Tuesday, December 20, 2005

And Then...

I stopped over at Powerline and saw this:

I just sent off the book proposal draft for the agent who is going to shop it around. In the chapter dedicated to the fake memos, I gave her a pass on stuff like the typos, fonts, etc., because you guys and others have already proved that. Instead I went against her new defense, repeated ad nauseam, and in bold italics in the above excerpt; that ALL the evidence supports the documents. I was running out of paper in tearing apart her own arguments and exposing glaring errors. One example: Twice in the 6 fakes one finds Bush's service number. Problem here for Mary is that these memos are in 1972 and 73. The Air Force stopped using service numbers on July 1, 1969, and switched over to social security numbers, 3 and 4 years prior. All of Bush's released records had the SSNo blacked out as required by law. But old service numbers from Bush's earlier documents were not redacted...

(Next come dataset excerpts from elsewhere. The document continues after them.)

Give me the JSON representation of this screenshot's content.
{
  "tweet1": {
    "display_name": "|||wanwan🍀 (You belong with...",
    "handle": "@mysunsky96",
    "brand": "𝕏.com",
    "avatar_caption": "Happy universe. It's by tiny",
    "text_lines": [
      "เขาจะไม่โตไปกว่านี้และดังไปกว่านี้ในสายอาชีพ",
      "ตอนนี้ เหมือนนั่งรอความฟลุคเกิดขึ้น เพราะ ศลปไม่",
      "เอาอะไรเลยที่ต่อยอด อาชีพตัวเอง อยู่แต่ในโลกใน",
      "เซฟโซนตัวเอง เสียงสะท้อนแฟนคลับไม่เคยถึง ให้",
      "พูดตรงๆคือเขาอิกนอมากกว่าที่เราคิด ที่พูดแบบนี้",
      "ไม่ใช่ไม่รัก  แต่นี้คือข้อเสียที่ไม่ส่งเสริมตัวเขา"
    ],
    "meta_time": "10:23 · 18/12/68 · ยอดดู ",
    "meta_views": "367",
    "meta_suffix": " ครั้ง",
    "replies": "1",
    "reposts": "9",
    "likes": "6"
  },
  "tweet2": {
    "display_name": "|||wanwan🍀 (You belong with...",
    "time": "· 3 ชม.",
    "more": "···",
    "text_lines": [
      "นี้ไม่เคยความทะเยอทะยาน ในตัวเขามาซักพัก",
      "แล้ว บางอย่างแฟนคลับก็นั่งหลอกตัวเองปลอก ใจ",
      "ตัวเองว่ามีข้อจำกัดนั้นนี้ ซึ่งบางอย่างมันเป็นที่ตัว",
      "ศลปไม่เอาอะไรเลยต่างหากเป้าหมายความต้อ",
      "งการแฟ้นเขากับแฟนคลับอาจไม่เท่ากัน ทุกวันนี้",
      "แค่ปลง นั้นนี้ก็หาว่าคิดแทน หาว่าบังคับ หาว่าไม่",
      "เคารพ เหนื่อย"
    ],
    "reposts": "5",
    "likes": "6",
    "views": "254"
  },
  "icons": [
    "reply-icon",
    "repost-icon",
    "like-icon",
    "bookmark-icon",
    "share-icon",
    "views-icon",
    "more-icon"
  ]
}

[The fabricator] grabbed the service numbers from released records, not realizing that they would never show up on a 72-73 document. Irony is, he put the anachronistic service numbers in the wrong format - the FG had to be a prefix, not a suffix, like FG 1234567...For a while we used to put the two letter code FG (means Air Guard; FR means Air Force Reserve, FV means active duty Air Force) as a suffix to the new SSNo ID, as in 987 65 4321FG. Later we dropped the two letter code entirely. [The fabricator's] personal experience was with the 987-65-4321 FV format (actually, the Army Guard used different codes), so when he grabbed the service number from files to add a hint of authenticity to the memos, he probably reverted to habit. Stupid, because if you look at Bush's real records, you will see the letters FG as a prefix - he couldn't even plagiarize correctly!

So we don't have to argue about magic typewriters then, eh?